Background. Low gestational weight gain is common, with potential adverse perinatal outcomes. Objective. To determine the relation between low gestational weight gain and preterm birth and low birthweight in singletons in developing and developed countries. Data sources. Medline, EMBASE and reference lists were searched, identifying 6 283 titles and abstracts. Methods of study selection. Following the MOOSE consensus statement, two assessors independently reviewed titles, abstracts, full articles, extracted data and assessed quality. Results. Fifty-five studies, 37 cohort and 18 case-control, were included, involving 3 467 638 women.

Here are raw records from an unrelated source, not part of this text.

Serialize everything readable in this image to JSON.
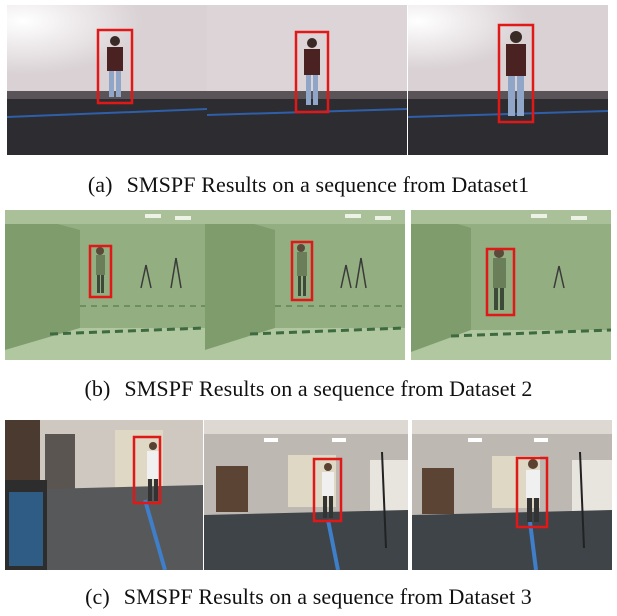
{
  "rows": [
    {
      "tag": "(a)",
      "caption": "SMSPF Results on a sequence from Dataset1"
    },
    {
      "tag": "(b)",
      "caption": "SMSPF Results on a sequence from Dataset 2"
    },
    {
      "tag": "(c)",
      "caption": "SMSPF Results on a sequence from Dataset 3"
    }
  ],
  "colors": {
    "bbox": "#e01818",
    "dataset1_wall": "#e6dfe2",
    "dataset2_tint": "#8fae7c",
    "dataset3_floor": "#3f4448"
  }
}
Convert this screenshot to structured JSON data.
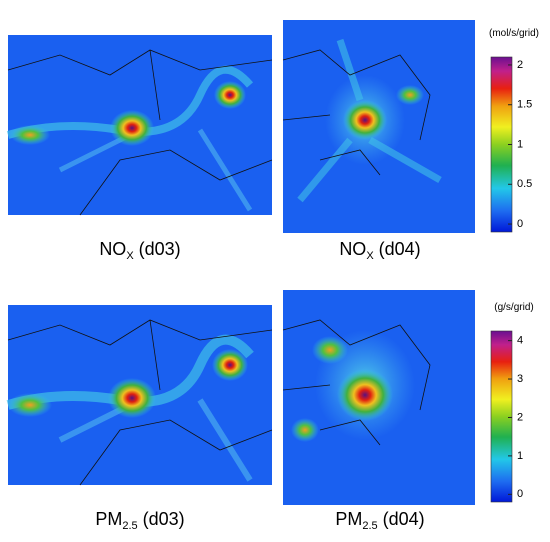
{
  "panels": [
    {
      "main": "NO",
      "sub": "X",
      "suffix": " (d03)"
    },
    {
      "main": "NO",
      "sub": "X",
      "suffix": " (d04)"
    },
    {
      "main": "PM",
      "sub": "2.5",
      "suffix": " (d03)"
    },
    {
      "main": "PM",
      "sub": "2.5",
      "suffix": " (d04)"
    }
  ],
  "colorbars": [
    {
      "unit": "(mol/s/grid)",
      "lim": [
        -0.1,
        2.1
      ],
      "ticks": [
        0,
        0.5,
        1,
        1.5,
        2
      ]
    },
    {
      "unit": "(g/s/grid)",
      "lim": [
        -0.2,
        4.25
      ],
      "ticks": [
        0,
        1,
        2,
        3,
        4
      ]
    }
  ]
}
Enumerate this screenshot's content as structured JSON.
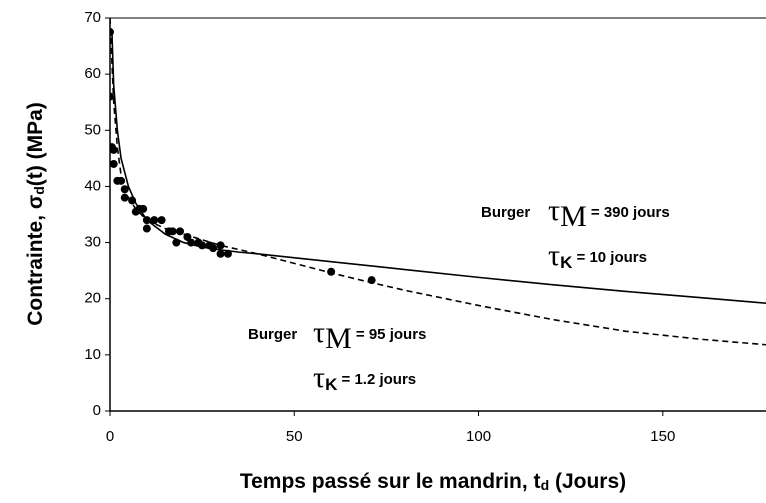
{
  "chart_data": {
    "type": "scatter",
    "x_label": {
      "main": "Temps passé sur le mandrin, t",
      "sub": "d",
      "rest": " (Jours)"
    },
    "y_label": {
      "main": "Contrainte, σ",
      "sub": "d",
      "rest": "(t)  (MPa)"
    },
    "xlim": [
      0,
      178
    ],
    "ylim": [
      0,
      70
    ],
    "xticks": [
      0,
      50,
      100,
      150
    ],
    "yticks": [
      0,
      10,
      20,
      30,
      40,
      50,
      60,
      70
    ],
    "series": [
      {
        "style": "markers",
        "color": "#000000",
        "x": [
          0,
          0,
          0.5,
          1,
          1,
          2,
          3,
          4,
          4,
          6,
          7,
          8,
          9,
          10,
          10,
          12,
          14,
          16,
          17,
          18,
          19,
          21,
          22,
          24,
          25,
          27,
          28,
          30,
          30,
          32,
          60,
          71
        ],
        "values": [
          67.5,
          56,
          47,
          46.5,
          44,
          41,
          41,
          39.5,
          38,
          37.5,
          35.5,
          36,
          36,
          34,
          32.5,
          34,
          34,
          32,
          32,
          30,
          32,
          31,
          30,
          30,
          29.5,
          29.5,
          29,
          29.5,
          28,
          28,
          24.8,
          23.3
        ]
      },
      {
        "style": "solid",
        "color": "#000000",
        "x": [
          0.5,
          1,
          2,
          3,
          5,
          7,
          10,
          15,
          20,
          25,
          30,
          35,
          40,
          60,
          80,
          100,
          120,
          140,
          160,
          178
        ],
        "values": [
          68,
          58,
          50,
          45,
          40,
          37,
          34,
          31.5,
          30,
          29.2,
          28.7,
          28.3,
          28,
          26.6,
          25.2,
          23.8,
          22.5,
          21.3,
          20.2,
          19.2
        ]
      },
      {
        "style": "dashed",
        "color": "#000000",
        "x": [
          0,
          1,
          2,
          3,
          5,
          7,
          10,
          15,
          20,
          30,
          40,
          50,
          60,
          70,
          80,
          100,
          120,
          140,
          160,
          178
        ],
        "values": [
          70,
          55,
          47,
          42,
          38,
          36,
          34,
          32.5,
          31.5,
          29.5,
          28,
          26.3,
          24.6,
          23,
          21.5,
          18.8,
          16.3,
          14.2,
          12.8,
          11.8
        ]
      }
    ],
    "annotations": [
      {
        "label": "Burger",
        "symbol": "τ",
        "subscript": "M",
        "text": " = 390 jours"
      },
      {
        "symbol": "τ",
        "subscript": "K",
        "text": " = 10 jours"
      },
      {
        "label": "Burger",
        "symbol": "τ",
        "subscript": "M",
        "text": " = 95 jours"
      },
      {
        "symbol": "τ",
        "subscript": "K",
        "text": " = 1.2 jours"
      }
    ]
  }
}
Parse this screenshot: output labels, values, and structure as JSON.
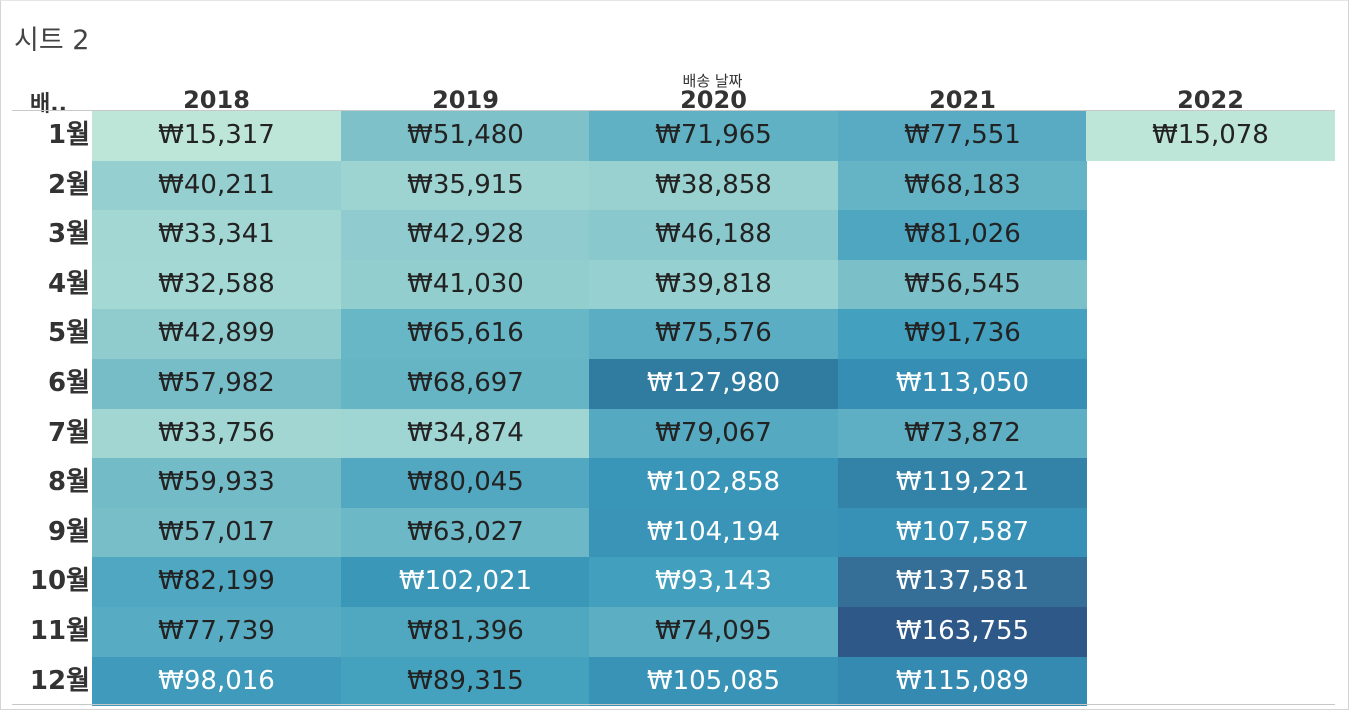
{
  "sheet_title": "시트 2",
  "column_field_label": "배송 날짜",
  "row_field_label": "배..",
  "years": [
    "2018",
    "2019",
    "2020",
    "2021",
    "2022"
  ],
  "rows": [
    {
      "label": "1월",
      "values": [
        "₩15,317",
        "₩51,480",
        "₩71,965",
        "₩77,551",
        "₩15,078"
      ],
      "colors": [
        "#bde6d9",
        "#7fc1c9",
        "#60b1c4",
        "#58abc2",
        "#bde6d9"
      ],
      "light": [
        false,
        false,
        false,
        false,
        false
      ]
    },
    {
      "label": "2월",
      "values": [
        "₩40,211",
        "₩35,915",
        "₩38,858",
        "₩68,183",
        ""
      ],
      "colors": [
        "#95cfd0",
        "#9dd4d2",
        "#98d1d0",
        "#65b4c5",
        ""
      ],
      "light": [
        false,
        false,
        false,
        false,
        false
      ]
    },
    {
      "label": "3월",
      "values": [
        "₩33,341",
        "₩42,928",
        "₩46,188",
        "₩81,026",
        ""
      ],
      "colors": [
        "#a2d7d4",
        "#90cccf",
        "#89c8cd",
        "#4ea6c1",
        ""
      ],
      "light": [
        false,
        false,
        false,
        false,
        false
      ]
    },
    {
      "label": "4월",
      "values": [
        "₩32,588",
        "₩41,030",
        "₩39,818",
        "₩56,545",
        ""
      ],
      "colors": [
        "#a3d8d4",
        "#93cecf",
        "#96d0d0",
        "#7bbfc8",
        ""
      ],
      "light": [
        false,
        false,
        false,
        false,
        false
      ]
    },
    {
      "label": "5월",
      "values": [
        "₩42,899",
        "₩65,616",
        "₩75,576",
        "₩91,736",
        ""
      ],
      "colors": [
        "#90ccce",
        "#68b7c6",
        "#5aadc3",
        "#43a0bf",
        ""
      ],
      "light": [
        false,
        false,
        false,
        false,
        true
      ]
    },
    {
      "label": "6월",
      "values": [
        "₩57,982",
        "₩68,697",
        "₩127,980",
        "₩113,050",
        ""
      ],
      "colors": [
        "#77bdc8",
        "#66b5c5",
        "#307ba0",
        "#368eb5",
        ""
      ],
      "light": [
        false,
        false,
        true,
        true,
        false
      ]
    },
    {
      "label": "7월",
      "values": [
        "₩33,756",
        "₩34,874",
        "₩79,067",
        "₩73,872",
        ""
      ],
      "colors": [
        "#a1d6d3",
        "#9fd5d3",
        "#55aac2",
        "#5eafc3",
        ""
      ],
      "light": [
        false,
        false,
        false,
        false,
        false
      ]
    },
    {
      "label": "8월",
      "values": [
        "₩59,933",
        "₩80,045",
        "₩102,858",
        "₩119,221",
        ""
      ],
      "colors": [
        "#73bbc7",
        "#52a8c1",
        "#3a96b8",
        "#3383a8",
        ""
      ],
      "light": [
        false,
        false,
        true,
        true,
        false
      ]
    },
    {
      "label": "9월",
      "values": [
        "₩57,017",
        "₩63,027",
        "₩104,194",
        "₩107,587",
        ""
      ],
      "colors": [
        "#78bec8",
        "#6cb8c6",
        "#3994b7",
        "#3790b6",
        ""
      ],
      "light": [
        false,
        false,
        true,
        true,
        false
      ]
    },
    {
      "label": "10월",
      "values": [
        "₩82,199",
        "₩102,021",
        "₩93,143",
        "₩137,581",
        ""
      ],
      "colors": [
        "#4fa7c1",
        "#3b97b8",
        "#439fbe",
        "#356f98",
        ""
      ],
      "light": [
        false,
        true,
        true,
        true,
        false
      ]
    },
    {
      "label": "11월",
      "values": [
        "₩77,739",
        "₩81,396",
        "₩74,095",
        "₩163,755",
        ""
      ],
      "colors": [
        "#57abc2",
        "#4fa7c0",
        "#5caec3",
        "#2d5888",
        ""
      ],
      "light": [
        false,
        false,
        false,
        true,
        false
      ]
    },
    {
      "label": "12월",
      "values": [
        "₩98,016",
        "₩89,315",
        "₩105,085",
        "₩115,089",
        ""
      ],
      "colors": [
        "#3f9abb",
        "#45a2bf",
        "#3993b7",
        "#358ab2",
        ""
      ],
      "light": [
        true,
        false,
        true,
        true,
        false
      ]
    }
  ]
}
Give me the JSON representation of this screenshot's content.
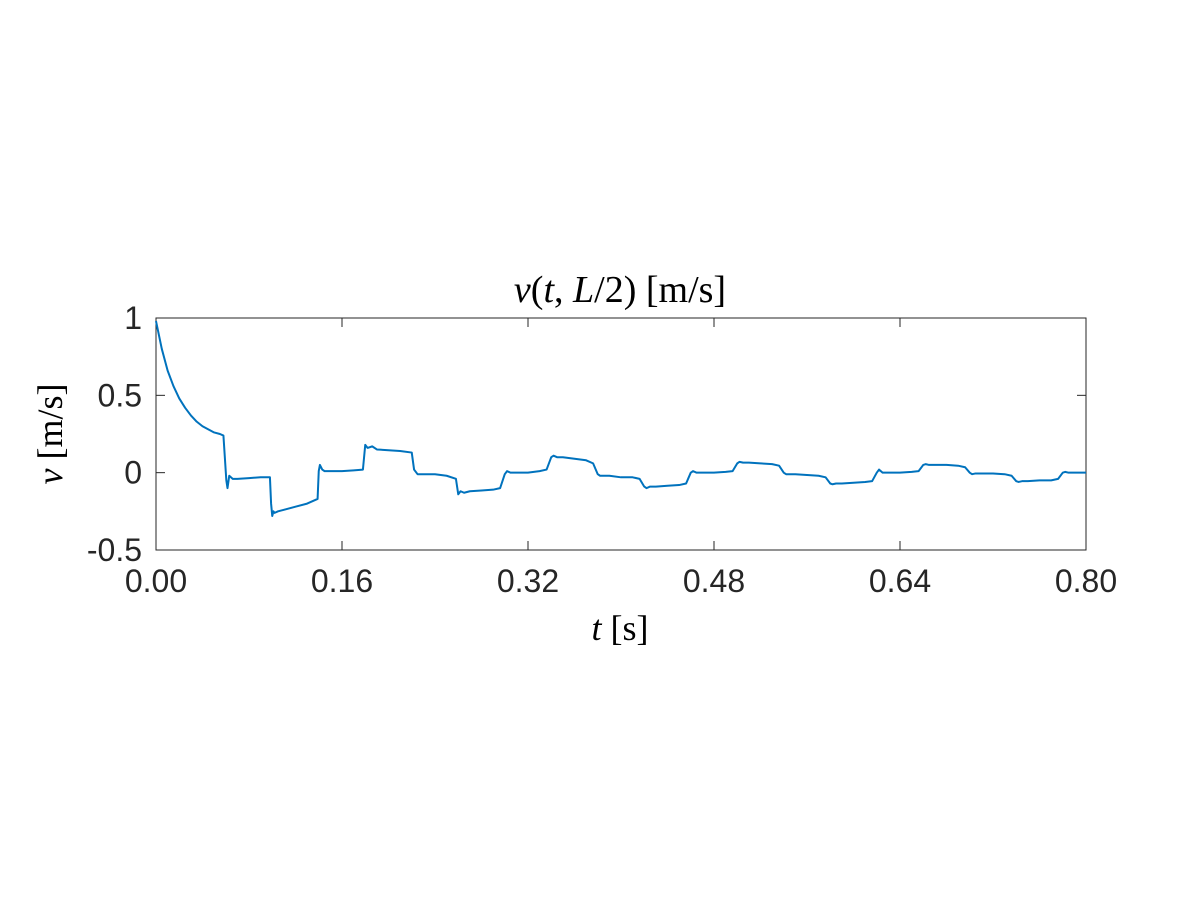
{
  "chart_data": {
    "type": "line",
    "title": {
      "italic": "v",
      "plain": "(",
      "italic2": "t",
      "plain2": ", ",
      "italic3": "L",
      "plain3": "/2)  [m/s]"
    },
    "xlabel": {
      "italic": "t",
      "plain": " [s]"
    },
    "ylabel": {
      "italic": "v",
      "plain": " [m/s]"
    },
    "xlim": [
      0,
      0.8
    ],
    "ylim": [
      -0.5,
      1
    ],
    "x_ticks": [
      0,
      0.16,
      0.32,
      0.48,
      0.64,
      0.8
    ],
    "x_tick_labels": [
      "0.00",
      "0.16",
      "0.32",
      "0.48",
      "0.64",
      "0.80"
    ],
    "y_ticks": [
      -0.5,
      0,
      0.5,
      1
    ],
    "y_tick_labels": [
      "-0.5",
      "0",
      "0.5",
      "1"
    ],
    "grid": false,
    "line_color": "#0072BD",
    "series": [
      {
        "x": [
          0,
          0.005,
          0.01,
          0.015,
          0.02,
          0.025,
          0.03,
          0.035,
          0.04,
          0.045,
          0.05,
          0.055,
          0.058,
          0.0605,
          0.0615,
          0.063,
          0.066,
          0.07,
          0.08,
          0.09,
          0.098,
          0.099,
          0.1,
          0.101,
          0.102,
          0.105,
          0.11,
          0.12,
          0.13,
          0.139,
          0.14,
          0.141,
          0.143,
          0.145,
          0.15,
          0.16,
          0.17,
          0.178,
          0.18,
          0.182,
          0.186,
          0.19,
          0.2,
          0.21,
          0.22,
          0.222,
          0.225,
          0.23,
          0.24,
          0.25,
          0.258,
          0.26,
          0.262,
          0.265,
          0.27,
          0.28,
          0.29,
          0.296,
          0.3,
          0.302,
          0.305,
          0.31,
          0.32,
          0.33,
          0.336,
          0.34,
          0.342,
          0.345,
          0.35,
          0.36,
          0.37,
          0.376,
          0.38,
          0.382,
          0.385,
          0.39,
          0.4,
          0.41,
          0.416,
          0.42,
          0.422,
          0.425,
          0.43,
          0.44,
          0.45,
          0.456,
          0.46,
          0.462,
          0.465,
          0.47,
          0.48,
          0.49,
          0.496,
          0.5,
          0.502,
          0.505,
          0.51,
          0.52,
          0.53,
          0.536,
          0.54,
          0.542,
          0.545,
          0.55,
          0.56,
          0.57,
          0.576,
          0.58,
          0.582,
          0.585,
          0.59,
          0.6,
          0.61,
          0.616,
          0.62,
          0.622,
          0.625,
          0.63,
          0.64,
          0.65,
          0.656,
          0.66,
          0.662,
          0.665,
          0.67,
          0.68,
          0.69,
          0.696,
          0.7,
          0.702,
          0.705,
          0.71,
          0.72,
          0.73,
          0.736,
          0.74,
          0.742,
          0.745,
          0.75,
          0.76,
          0.77,
          0.776,
          0.78,
          0.782,
          0.785,
          0.79,
          0.8
        ],
        "y": [
          0.98,
          0.8,
          0.66,
          0.56,
          0.48,
          0.42,
          0.37,
          0.33,
          0.3,
          0.28,
          0.26,
          0.25,
          0.24,
          -0.05,
          -0.1,
          -0.02,
          -0.04,
          -0.04,
          -0.035,
          -0.03,
          -0.03,
          -0.2,
          -0.28,
          -0.25,
          -0.26,
          -0.25,
          -0.24,
          -0.22,
          -0.2,
          -0.17,
          0.01,
          0.05,
          0.02,
          0.01,
          0.01,
          0.01,
          0.015,
          0.02,
          0.18,
          0.16,
          0.17,
          0.15,
          0.145,
          0.14,
          0.13,
          0.02,
          -0.01,
          -0.01,
          -0.01,
          -0.02,
          -0.04,
          -0.14,
          -0.12,
          -0.13,
          -0.12,
          -0.115,
          -0.11,
          -0.1,
          -0.01,
          0.01,
          0.0,
          0.0,
          0.0,
          0.01,
          0.02,
          0.1,
          0.11,
          0.1,
          0.1,
          0.09,
          0.08,
          0.06,
          -0.01,
          -0.02,
          -0.02,
          -0.02,
          -0.03,
          -0.03,
          -0.04,
          -0.09,
          -0.1,
          -0.09,
          -0.09,
          -0.085,
          -0.08,
          -0.07,
          0.0,
          0.01,
          0.0,
          0.0,
          0.0,
          0.005,
          0.01,
          0.06,
          0.07,
          0.065,
          0.065,
          0.06,
          0.055,
          0.045,
          0.0,
          -0.01,
          -0.01,
          -0.01,
          -0.015,
          -0.02,
          -0.03,
          -0.07,
          -0.075,
          -0.07,
          -0.07,
          -0.065,
          -0.06,
          -0.055,
          0.0,
          0.02,
          0.0,
          0.0,
          0.0,
          0.005,
          0.01,
          0.05,
          0.055,
          0.05,
          0.05,
          0.05,
          0.045,
          0.035,
          0.0,
          -0.01,
          -0.005,
          -0.005,
          -0.005,
          -0.01,
          -0.02,
          -0.055,
          -0.06,
          -0.055,
          -0.055,
          -0.05,
          -0.05,
          -0.04,
          0.0,
          0.005,
          0.0,
          0.0,
          0.0
        ]
      }
    ]
  }
}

In the cohort studies (crude data, generally supported where available by adjusted data and case-control studies), women with low total gestational weight gain had increases in preterm birth <37 weeks [RR 1.64 (95%CI 1.62–1.65)], 32–36 weeks [RR 1.39 (95%CI 1.38–1.40)] and ≤32 weeks [RR 3.80 (95%CI 3.72–3.88)]. Low total gestational weight gain was associated with increased risks of low birthweight <2 500 g [RR 1.85 (95%CI 1.72–2.00)], in developing and developed countries [RR 1.84 (95%CI 1.71–1.99) and RR 3.02 (95%CI 1.37–6.63), respectively], 1 500–2 500 g [RR 2.02 (95%CI 1.88–2.17)] and <1 500 g (RR 2.00 (95%CI 1.67–2.40)]. Women with low weekly gestational weight gain were at increased risk of preterm birth [RR 1.56 (95%CI 1.26–1.94)], 32–36 weeks [RR 2.43 (95%CI 2.37–2.50)] and ≤32 weeks [RR 2.31 (95%CI 2.20–2.42)] but not low birthweight [RR 1.64 (95%CI 0.89–3.02)]. Conclusions. In this systematic review, we determined that singletons born to women with low total gestational weight gain have higher risks of preterm birth and low birthweight, with the lower the gain, the higher the risks.